Publié le par Charlotte sceptix

 

parti-socialiste.jpgJe n'ai guère écrit sur mon blog ces derniers temps, et puis je me suis remis à lire, il faut que je finisse le livre d'Erik S.Reinert « Comment les pays riches sont devenus riches. Pourquoi les pays pauvres restent pauvres ? ». Parallèlement, je relis l'un de mes auteurs de jeunesse préférés, H.P. Lovecraft. Auteur, il est vrai, bien peu prolifique en matière d'optimisme. Pas vraiment de quoi me remonter le moral. Il faut dire que l'actualité n'avait rien de réjouissant. Seuls quelques illuminés de gauche pouvaient réellement s'enthousiasmer du retour de la gauche bidon au pouvoir. Certes le zouave libéral nain est parti, mais son remplaçant ne vaut guère mieux. Les premiers choix de ministre en disant d'ailleurs plus sur les intentions libérales que tous les sermons sur la méchante finance.
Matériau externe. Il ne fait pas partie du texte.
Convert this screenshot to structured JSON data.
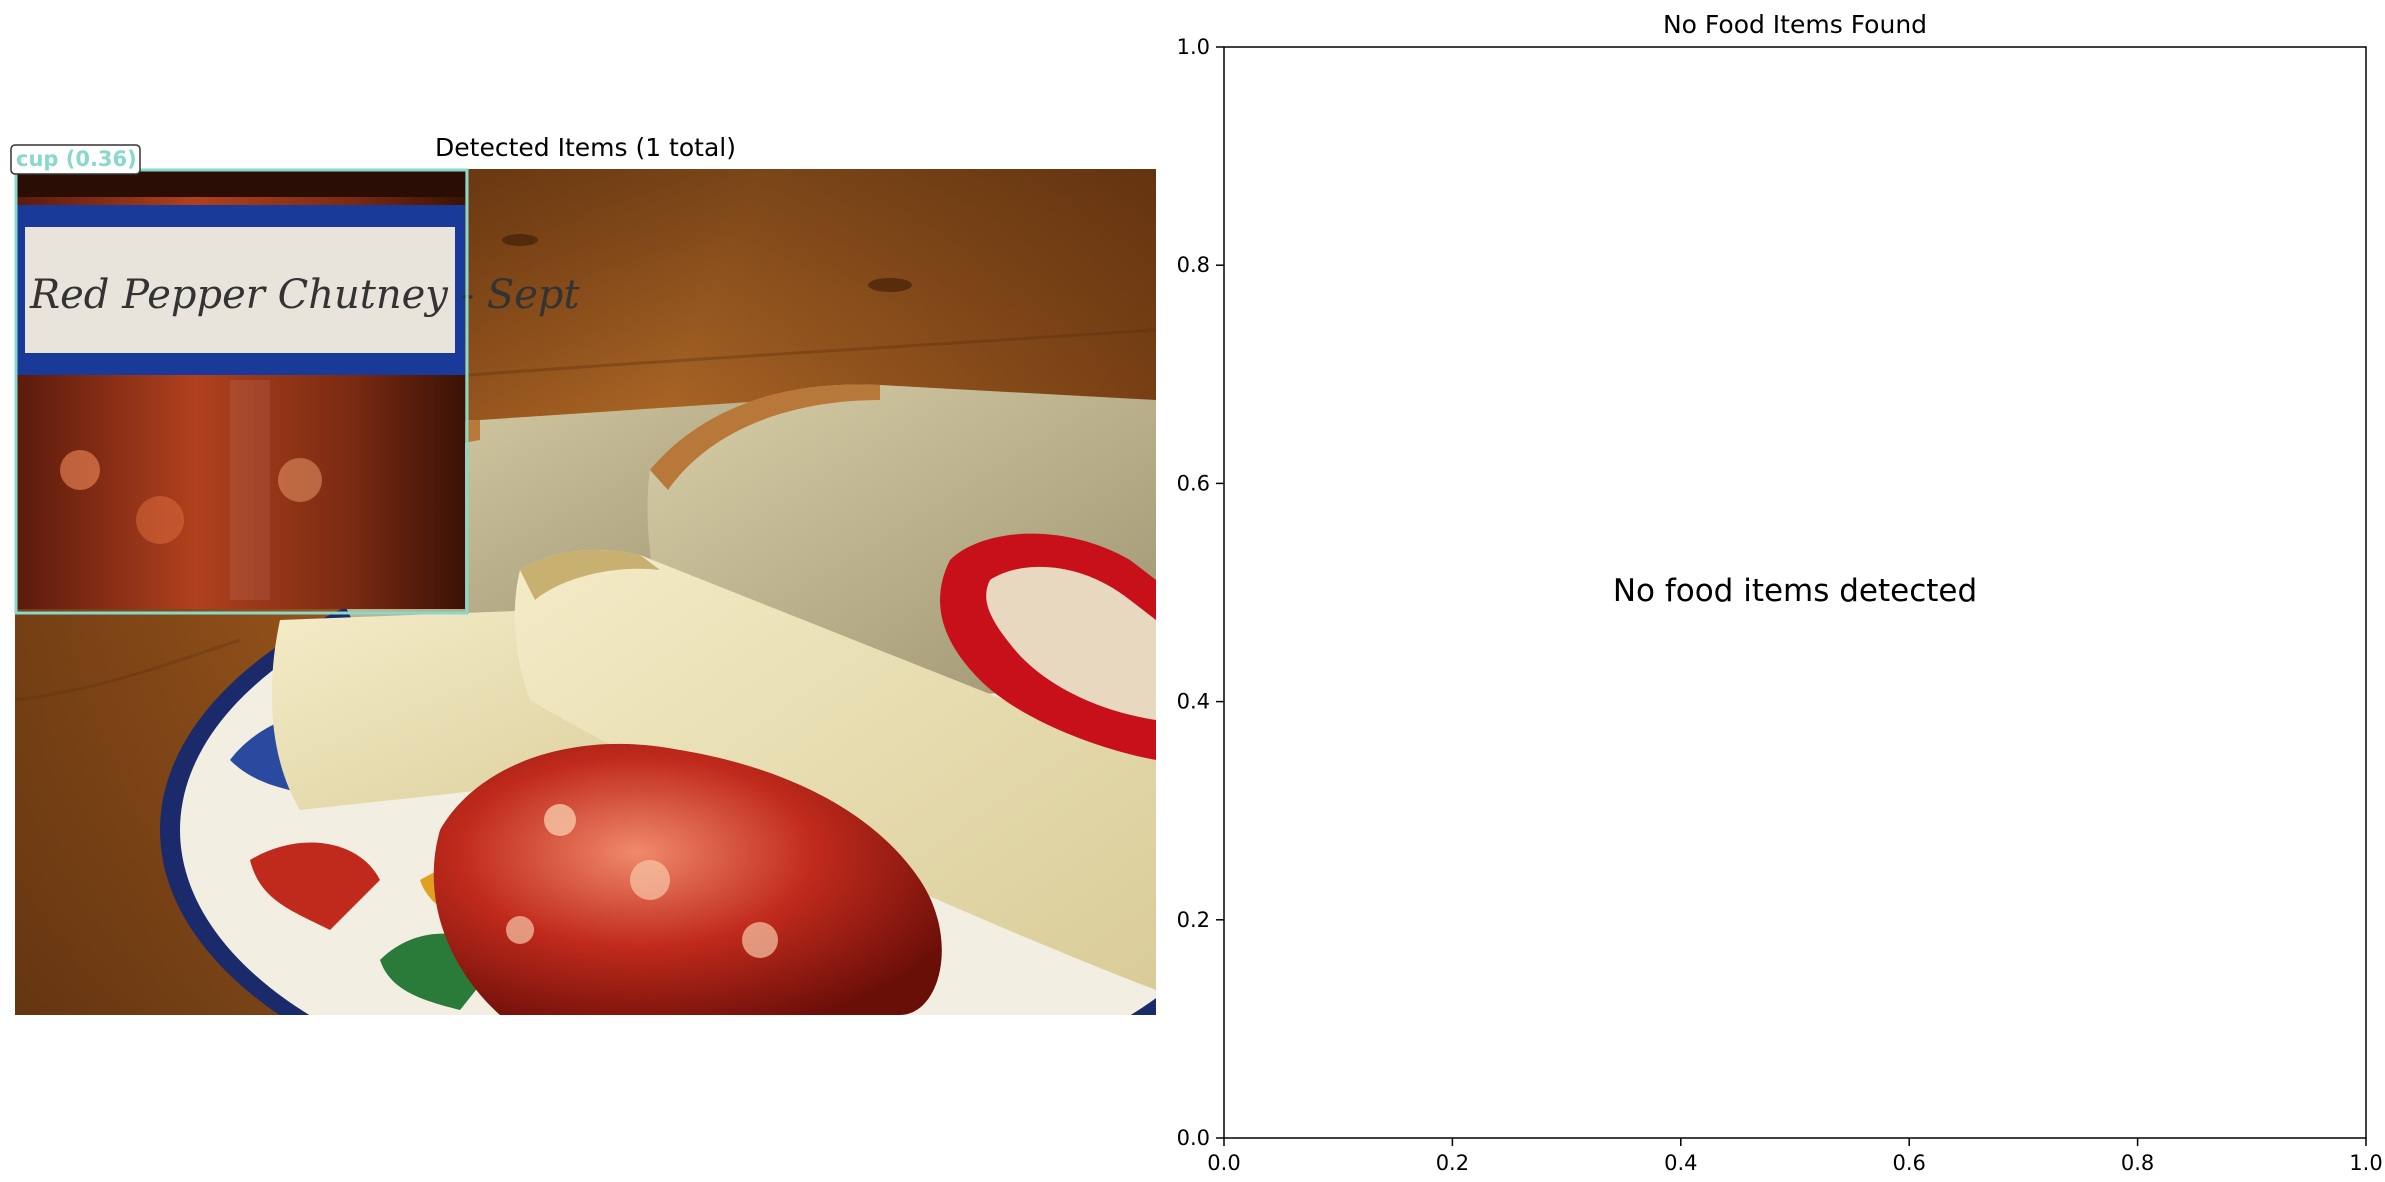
{
  "left_panel": {
    "title": "Detected Items (1 total)",
    "detections": [
      {
        "label": "cup (0.36)",
        "color": "#88d8cc"
      }
    ],
    "photo": {
      "jar_label_text": "Red Pepper Chutney - Sept"
    }
  },
  "right_panel": {
    "title": "No Food Items Found",
    "message": "No food items detected"
  },
  "chart_data": {
    "type": "scatter",
    "title": "No Food Items Found",
    "series": [],
    "xlim": [
      0.0,
      1.0
    ],
    "ylim": [
      0.0,
      1.0
    ],
    "xticks": [
      "0.0",
      "0.2",
      "0.4",
      "0.6",
      "0.8",
      "1.0"
    ],
    "yticks": [
      "0.0",
      "0.2",
      "0.4",
      "0.6",
      "0.8",
      "1.0"
    ],
    "annotation": "No food items detected",
    "grid": false
  }
}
Certes on nous objectera que s'il y a un Moscovici au ministère de l'Économie il y a aussi un Montebourg. Sauf que la politique étant ce qu'elle est, et le PS devant sauver les apparences il fallait bien meubler avec les quelques critiques du libéralisme encore présent au sein du PS. On nous ressortira encore les arguments toddiens sur le fait qu'il faudra bien qu'ils rompent avec le libre-échange s'ils veulent y rester au pouvoir et ne pas être pris dans les mêmes contradictions que ces mêmes socialistes en 1983. C'est le fameux argument du 1983 à l'envers, mais encore une fois un tel raisonnement est valable pour toutes les gauches européennes. Et pourtant que voit-on ? Ce sont bien les partis de gauche en Grèce qui ont aggravé la crise et produisent une effarante politique d'épuration économique de leur propre peuple. Supputer que la raison finira par revenir au pouvoir, c'est de facto imaginer que celle-ci à quelque chose avoir avec les décisions politiques prises dans nos pays pseudo-démocratiques. C'est en réalité rarement le cas, la politique est avant tout une affaire de pouvoir et de relation médiatiques. Surtout dans nos temps de surmédiatisation. L'important n'est plus d'arranger la situation, mais de maintenir l'apparence du maintien de la situation.